IIA advocacy, public policy, & corporate governance engagement

The IIA is engaging with policymakers to demonstrate the central role of the internal audit profession in evaluating risk and executing oversight in providing assurance over AI-related organizational risks as companies from all industries and sectors race to harness the potential power of this emerging technology.

Proactive engagement in policy discussion about AI seeks to emphasize internal audit’s capacity to promote responsible innovation, institute processes for effectively identifying and mitigating potential AI-related risks, and establish appropriate internal controls and independent oversight frameworks.

With the emergence of cryptocurrencies and growing discussions on crypto assets, The IIA is advocating for a requirement for all cryptocurrency exchanges to establish and maintain an independent internal audit function and have senior management annually certify that their exchanges’ internal controls are adequate based on an internal audit assessment. Cryptocurrency exchanges currently operate in a largely unregulated environment, which creates several risks for investors, including security risks, market manipulation, fraudulent activity, and money laundering.

As the cryptocurrency market continues to evolve, regulators and policymakers should consider requiring mandatory internal audit functions to safeguard investors and promote confidence in this new asset.

Privacy is a significant risk management issue for businesses, governments, and nonprofit organizations alike. It is therefore imperative for organizations – specifically those involved in collecting and processing consumer data – to possess a clearly defined governance structure.

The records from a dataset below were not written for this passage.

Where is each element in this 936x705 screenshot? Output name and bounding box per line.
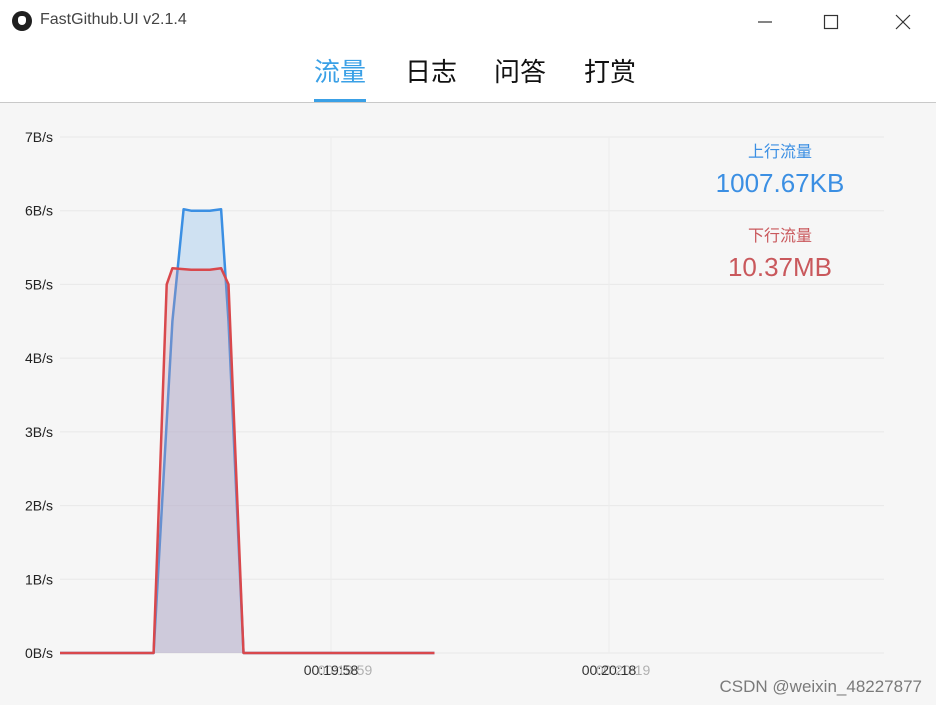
maximize-button[interactable] [808, 6, 854, 38]
minimize-icon [758, 21, 772, 23]
y-tick-label: 4B/s [25, 350, 53, 366]
title-bar: FastGithub.UI v2.1.4 [0, 0, 936, 44]
github-cat-icon [12, 11, 32, 31]
close-button[interactable] [880, 6, 926, 38]
y-tick-label: 7B/s [25, 129, 53, 145]
x-tick-label: 00:20:18 [582, 662, 637, 678]
upload-label: 上行流量 [747, 142, 812, 161]
tab-donate[interactable]: 打赏 [584, 56, 636, 102]
tab-traffic[interactable]: 流量 [314, 56, 367, 102]
download-series-area [60, 268, 435, 653]
download-label: 下行流量 [747, 226, 812, 245]
upload-series-area [60, 209, 435, 653]
tab-logs[interactable]: 日志 [405, 56, 457, 102]
x-tick-label: 00:19:58 [304, 662, 359, 678]
upload-value: 1007.67KB [715, 168, 845, 198]
tab-bar: 流量 日志 问答 打赏 [0, 44, 936, 103]
minimize-button[interactable] [742, 6, 788, 38]
tab-qa[interactable]: 问答 [494, 56, 546, 102]
upload-stat: 上行流量 1007.67KB [695, 138, 865, 199]
download-value: 10.37MB [727, 252, 833, 282]
maximize-icon [823, 14, 839, 30]
y-tick-label: 6B/s [25, 203, 53, 219]
upload-series-line [60, 207, 435, 655]
watermark: CSDN @weixin_48227877 [719, 677, 922, 696]
traffic-chart: 0B/s 1B/s 2B/s 3B/s 4B/s 5B/s 6B/s 7B/s 00:19:59… [0, 103, 936, 705]
y-tick-label: 2B/s [25, 498, 53, 514]
download-stat: 下行流量 10.37MB [695, 222, 865, 283]
close-icon [895, 14, 911, 30]
download-series-line [60, 266, 435, 655]
y-tick-label: 0B/s [25, 645, 53, 661]
y-tick-label: 3B/s [25, 424, 53, 440]
window-title: FastGithub.UI v2.1.4 [40, 11, 187, 28]
y-tick-label: 1B/s [25, 571, 53, 587]
y-tick-label: 5B/s [25, 276, 53, 292]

The IIA is advocating for the passage of strong national and multinational data privacy laws – and corresponding regulations – which include an internal audit function within the organization to minimize the risk of organizational non-compliance and potential internal control failures.

An internal audit function that is independent of management and reports directly to the audit committee of a public company is a reporting relationship that enables the assessments and conclusions of the internal audit function to be objective, credible, and trustworthy. The presence of an internal audit function is widely considered an essential corporate governance practice for promoting organizational transparency and accountability as well as for risk management and protecting the interests of investors and other stakeholders.

The IIA works to promote a strong understanding of the benefits of an internal audit function within organizations and advocates for recognition of internal audit functions as a pillar of good corporate governance.

As companies from all industries and sectors confront a dynamic cybersecurity risk environment, it is evident that a robust legislative/regulatory framework is necessary to institute processes for effectively identifying and mitigating potential organizational cybersecurity risks and to establish appropriate internal controls and independent assurance procedures.

The IIA is working to advance laws and policies that ensure cybersecurity frameworks are robust, maintain appropriate internal controls and independent objective assurance over those controls, and minimize the organizational and operational risks of various threats, including denial-of-service, ransomware social engineering, and corporate software vulnerabilities.